Three hours of sleep every night. Four years of school. Ten bowel movements every day. Fourteen years old. Those are the numbers prior to my diagnosis with Ulcerative Colitis.
I was a young teenager at the time. I was sporty - and active. There was hardly a single day of the week where I wasn’t up to some activity or another. That’s when I started to notice it, though - the fatigue, the nausea. The complete lack of energy to do anything other than drag myself to the toilet far more frequently than I should’ve been.
I was terrified. I knew something was wrong with me, but I didn’t know what to do.
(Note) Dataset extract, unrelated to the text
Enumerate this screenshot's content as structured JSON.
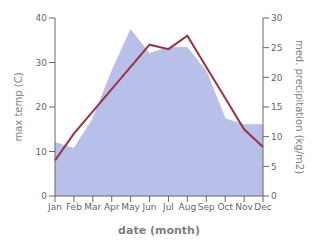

It had never occurred to me that this was something worthy of a trip to A&E. But I went - and I’m glad I did. The help I received there was second to none - I was finally diagnosed. It might sound silly, but it was a weight off my shoulders.
So much has happened since then.
I was told by my nurse about Crohn’s & Colitis UK, which opened the door to such a supportive and helpful community. Knowing there was a whole network of people with a similar experience to me really helped me to get my confidence back. For the first time in a while, I wasn’t alone.
That’s why, a few years later when I found out about the research champion role with the charity, I was keen to join. I wanted to give back, so that no one would have to feel the same way I once did.
But that didn’t stop me from being apprehensive about what I was getting myself into. I was 19 years old at this point - and I was clueless about what getting involved in research would actually require of me.
To someone like me, the word ‘research’ itself is a scary word. I’ve never been the most academic person – ‘I’m a Journalism undergraduate, not a science prodigy,’ I thought. As it turns out, just being myself was the only skill I needed to be successful in helping researchers, because I had something a lot of them didn’t - lived experience with the disease. That’s all they ask of you, the researchers. No scientific jargon, no overwhelming numbers and formulas – just for you to tell your story and how their projects will affect others with IBD.
Now, I’m not exactly shy myself – in fact, those who know me know me to be quite the opposite, but my entire experience as a Research Champion I’ve felt comfortable from the start. From my first meeting with Crohn’s & Colitis UK, to my most recent meeting with external researchers – I've always been made to feel welcome and in a safe environment to share my stories.
Theo Chapman
Research Champion
So, what I’m saying is, if like me you felt like you want to give back to a community that welcomed you in, getting involved in research is the perfect way to do so. It doesn’t matter what skills you have, how severe your illness is, or how old you are – your experience of IBD is all you need.
I’m now 20 years old and in my final year of university. I’m excited about my future - at one point I never thought I would be. But, thanks to the support I’ve received after my diagnosis, I am.
Things DO get better. Talk to people. Share your burden. Get support. Give back.